Two clinical studies have validated continued accuracy enhancements of Cognoa's artificial intelligence (AI) platform in supporting the diagnosis of autism spectrum disorder (ASD) in young children.
Cognoa said the data offers the foundation for continued clinical validation of its technology on its path toward becoming a commercially available diagnostic device to be used by physicians.
The company’s enhanced second-generation machine learning algorithm was found to be reliable, efficient within clinical workflows.
It achieved higher accuracy than the present standard practice screenings on the same age group.
The machine learning algorithm is said to have achieved a sensitivity of 90% and specificity of 60%. The results show that the technology can contribute to and improve the process of ASD detection among young children.
Cognoa recent studies published by the Centers for Disease Control and Prevention (CDC) suggest that the prevalence of autism has increased to one in 59. However, the median age of diagnosis has not improved in over 15 years.
In 2000, the median age of early diagnosis was 4.4 to 4.6 years. And presently, children are still being diagnosed at the age of four or older, beyond the primary wind of brain development when interventions are claimed to have higher impact.

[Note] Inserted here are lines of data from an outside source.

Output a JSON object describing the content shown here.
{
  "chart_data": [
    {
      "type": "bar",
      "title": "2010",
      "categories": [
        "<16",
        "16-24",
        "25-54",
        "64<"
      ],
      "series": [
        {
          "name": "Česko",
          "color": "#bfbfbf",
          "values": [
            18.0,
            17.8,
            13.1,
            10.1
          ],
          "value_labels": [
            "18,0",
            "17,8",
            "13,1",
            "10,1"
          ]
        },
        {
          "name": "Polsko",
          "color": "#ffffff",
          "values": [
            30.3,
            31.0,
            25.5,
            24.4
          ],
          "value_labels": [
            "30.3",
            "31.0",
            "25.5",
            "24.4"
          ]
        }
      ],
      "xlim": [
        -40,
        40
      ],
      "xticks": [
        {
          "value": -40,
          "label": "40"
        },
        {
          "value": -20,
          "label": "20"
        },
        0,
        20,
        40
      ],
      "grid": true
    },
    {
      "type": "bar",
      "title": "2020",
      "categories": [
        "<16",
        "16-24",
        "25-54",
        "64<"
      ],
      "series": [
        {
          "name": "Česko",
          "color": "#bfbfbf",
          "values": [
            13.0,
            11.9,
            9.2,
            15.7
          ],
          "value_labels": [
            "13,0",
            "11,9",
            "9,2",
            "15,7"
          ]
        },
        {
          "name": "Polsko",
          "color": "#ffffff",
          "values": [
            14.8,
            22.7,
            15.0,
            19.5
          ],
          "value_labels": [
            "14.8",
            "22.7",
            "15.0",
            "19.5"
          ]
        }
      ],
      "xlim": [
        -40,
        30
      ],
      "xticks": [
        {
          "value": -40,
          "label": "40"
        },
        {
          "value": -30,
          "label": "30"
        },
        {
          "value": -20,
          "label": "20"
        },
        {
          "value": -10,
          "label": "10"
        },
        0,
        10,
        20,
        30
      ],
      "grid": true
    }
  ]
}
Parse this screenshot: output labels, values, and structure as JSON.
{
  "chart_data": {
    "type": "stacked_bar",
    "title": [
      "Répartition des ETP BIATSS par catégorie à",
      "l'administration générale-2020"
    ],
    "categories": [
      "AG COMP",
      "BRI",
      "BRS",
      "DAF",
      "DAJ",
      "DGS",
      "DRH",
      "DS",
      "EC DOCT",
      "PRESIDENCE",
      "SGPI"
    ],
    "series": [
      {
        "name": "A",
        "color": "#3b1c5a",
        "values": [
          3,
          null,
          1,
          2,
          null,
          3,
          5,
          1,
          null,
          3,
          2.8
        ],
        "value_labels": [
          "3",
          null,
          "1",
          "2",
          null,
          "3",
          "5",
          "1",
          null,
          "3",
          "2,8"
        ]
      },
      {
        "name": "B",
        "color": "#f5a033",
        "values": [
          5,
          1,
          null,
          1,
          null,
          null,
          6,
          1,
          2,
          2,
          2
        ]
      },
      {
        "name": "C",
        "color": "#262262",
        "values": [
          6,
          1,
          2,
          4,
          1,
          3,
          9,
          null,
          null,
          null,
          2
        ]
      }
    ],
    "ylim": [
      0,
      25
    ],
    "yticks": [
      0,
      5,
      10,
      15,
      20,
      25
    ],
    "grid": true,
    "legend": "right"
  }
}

The company further claims that its algorithm has been clinically validated to screen for autism at the age of 18 months.
Cognoa first development the algorithm in 2015 for screening purposes and it showed better accuracy across a broader age group than other screening tools in a clinical study published in Autism Research.
It continued improvements in its second generation algorithm developed in 2016, which was used in the study.
The platform uses machine learning technology to determine the most predictive data to identify risks of behavioral delays.
Itcan collect and analyze key data inputs that can be difficult or otherwise impossible for physicians to collect. The algorithm can quickly analyze the data and can accurately determinations of a child’s current and future state of behavioral health.
Cognoa chief medical officer Sharief Taraman said: “One of the strengths of machine learning is the ability to evaluate performance and adapt to ensure high accuracy and clinical value on an ongoing basis.
“We are committed to further advancing our technology, conducting rigorous scientific studies to support the safety and effectiveness of our devices, and working with parents and their physicians with the ultimate goal of increasing access to behavioral health diagnostics for all children during the critical early childhood years.”